Officials at an unnamed federal prison placed an inmate who had recently attempted suicide alone in a cell, without his personal belongings or follow-up medical care, even though he had been marked as a suicide risk upon arrival. In another case, researchers found that a psychological assessment of an inmate who died by suicide had not been updated to reflect an increased risk of self-harm, but was instead cut and pasted from a report submitted seven years earlier .

A spokeswoman for the agency did not immediately respond to a request for comment.

Mr. Horowitz and his team sought to determine whether conditions in federal prisons were worse than those in state and local facilities. But shortcomings in the Bureau of Prisons' documentation of deaths and the unique makeup of the federal population made such a comparison impossible, Mr. Horowitz said. (Most prisoners have been convicted of nonviolent crimes, including immigration and white-collar crimes.)

Many of the problems identified by the Inspector General are the result, directly or indirectly, of acute staffing shortages among corrections officers.

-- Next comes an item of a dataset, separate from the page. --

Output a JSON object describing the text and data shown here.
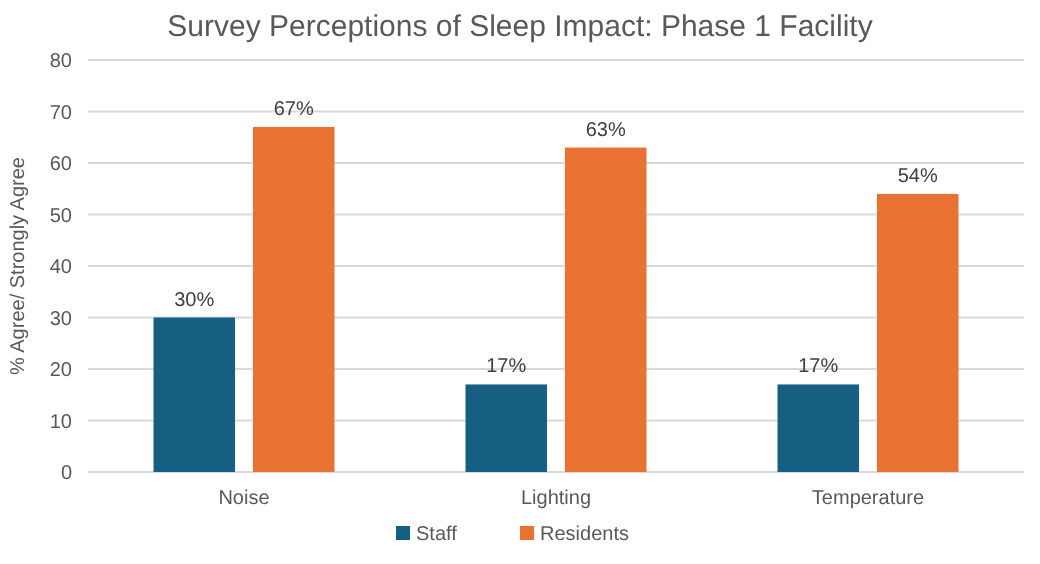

The shortage has forced security guards to call in teachers, case managers, health care workers, counselors, facility workers and even secretaries to serve as guards, despite having only basic security training.

The Bureau of Prisons is not alone in this regard. State and local law enforcement agencies across the country, especially corrections departments, are struggling to hire and retain employees at all levels as better-paying, less demanding jobs draw away people who face rising housing, food and transportation costs.

Colette S. Peters, director of the agency, has taken several measures to address this problem. But she has had limited success in securing major funding increases needed to sufficiently raise salaries or repair deteriorating infrastructure in many of the system's 122 prisons and camps.

Researchers who conducted site visits and analyzed agency data also found stunning deficiencies in the supervision of the 70 inmates who died of drug overdoses in the period covered by the report.

In some cases, prisoners were able to smuggle opioids into prisons using drones that flew into prisons at night. Others conveniently hid drugs in garbage bags after working on cleanups outside prison walls.

In one notable episode, corrections officers inspecting the cell of an inmate who had committed suicide by overdose found a hidden stash of 1,000 pills that officers had managed to miss during inspections – including one taken the day before his death.

But drugs weren't the only contraband prisoners used to harm themselves or others. Officers investigating the death found a series of metal shafts made from nails and nails, pieces of plastic sharpened into blades and garrotes made from pieces of cloth and rope.

The report noted that Mr. Epstein collected less conspicuous contraband from under the noses of corrections officers — sheets and blankets that he used to make a noose.